Shale gas produced by Houston and Texas companies, and exported by companies such as Cheniere Energy, could play an increasing role in global geopolitics. Following Russian President Vladimir Putin’s threat to shut off a pipeline running through Ukraine last year, officials from Poland, the Czech Republic, Hungary and Slovakia said their nations are working to get terminals and other infrastructure built to import more liquefied natural gas from abroad.
“We are small. We are very much industrialized, with not a lot of energy resources,” Jan Kuderjavy, director of economic diplomacy in the Slovak Republic, said Thursday during a forum at the Atlantic Council, an international affairs think tank. “Energy diversity is very dear to us, and we’re trying to find a solution.”

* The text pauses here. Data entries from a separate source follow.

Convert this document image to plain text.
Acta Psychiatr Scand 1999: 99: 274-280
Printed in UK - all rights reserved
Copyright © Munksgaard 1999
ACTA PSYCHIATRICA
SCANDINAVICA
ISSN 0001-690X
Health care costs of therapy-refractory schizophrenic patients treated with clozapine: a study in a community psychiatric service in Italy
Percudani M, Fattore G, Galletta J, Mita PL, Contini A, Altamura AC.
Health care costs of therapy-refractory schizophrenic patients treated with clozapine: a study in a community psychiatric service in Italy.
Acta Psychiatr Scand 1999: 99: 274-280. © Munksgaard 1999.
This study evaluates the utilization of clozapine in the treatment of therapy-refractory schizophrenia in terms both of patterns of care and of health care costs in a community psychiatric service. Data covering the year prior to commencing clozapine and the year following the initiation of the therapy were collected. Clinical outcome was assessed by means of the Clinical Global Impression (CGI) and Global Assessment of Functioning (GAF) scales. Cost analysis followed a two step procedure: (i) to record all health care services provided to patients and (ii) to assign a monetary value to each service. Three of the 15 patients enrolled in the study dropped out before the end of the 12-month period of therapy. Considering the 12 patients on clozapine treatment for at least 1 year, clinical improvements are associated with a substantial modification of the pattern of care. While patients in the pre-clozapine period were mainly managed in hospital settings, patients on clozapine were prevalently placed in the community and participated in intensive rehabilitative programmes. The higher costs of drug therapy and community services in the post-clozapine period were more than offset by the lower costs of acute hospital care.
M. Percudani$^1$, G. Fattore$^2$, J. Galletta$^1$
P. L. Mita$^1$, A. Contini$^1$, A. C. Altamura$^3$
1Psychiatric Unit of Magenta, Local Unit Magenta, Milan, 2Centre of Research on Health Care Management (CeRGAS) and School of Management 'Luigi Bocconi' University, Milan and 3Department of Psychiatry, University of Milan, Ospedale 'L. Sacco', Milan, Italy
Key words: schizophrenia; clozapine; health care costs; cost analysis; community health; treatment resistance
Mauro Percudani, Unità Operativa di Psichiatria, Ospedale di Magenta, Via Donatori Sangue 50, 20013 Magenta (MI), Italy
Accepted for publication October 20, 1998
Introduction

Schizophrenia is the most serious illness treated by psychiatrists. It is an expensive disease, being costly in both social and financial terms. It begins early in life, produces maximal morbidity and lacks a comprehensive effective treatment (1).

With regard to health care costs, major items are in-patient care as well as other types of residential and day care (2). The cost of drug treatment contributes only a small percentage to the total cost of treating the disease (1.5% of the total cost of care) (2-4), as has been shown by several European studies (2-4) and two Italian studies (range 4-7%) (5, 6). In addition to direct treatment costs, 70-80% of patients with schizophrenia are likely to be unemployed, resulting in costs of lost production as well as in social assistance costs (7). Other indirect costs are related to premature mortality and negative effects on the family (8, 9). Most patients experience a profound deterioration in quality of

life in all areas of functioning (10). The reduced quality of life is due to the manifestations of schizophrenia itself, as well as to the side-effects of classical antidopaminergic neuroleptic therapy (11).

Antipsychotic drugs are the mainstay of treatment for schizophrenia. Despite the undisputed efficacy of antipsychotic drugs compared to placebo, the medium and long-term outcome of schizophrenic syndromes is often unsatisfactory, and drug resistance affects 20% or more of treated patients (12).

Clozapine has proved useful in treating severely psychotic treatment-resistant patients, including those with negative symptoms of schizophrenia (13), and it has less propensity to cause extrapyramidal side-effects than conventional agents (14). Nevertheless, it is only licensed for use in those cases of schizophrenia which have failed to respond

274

With a glut of natural gas in the United States, producers in shale fields across Texas and Pennsylvania are eager to ship LNG to Europe where Russia, the world’s largest gas exporter, has long reigned supreme. A series of terminals designed to liquefy natural gas for shipment abroad are in various stages of development along the Gulf and East Coasts. The first, Cheniere Energy’s Sabine Pass terminal, began operation earlier this year and has made at least seven shipments abroad, although only one was bound for Europe.
Robin Dunnigan, U.S. deputy assistant secretary of state for energy diplomacy, said much work remains in Europe to build the terminals, pipelines, and port facilities necessary to import LNG from across the Atlantic Ocean, but progress is being made. She cited an import terminal that opened in Poland last year and pointed to projects under discussion in Greece and Croatia.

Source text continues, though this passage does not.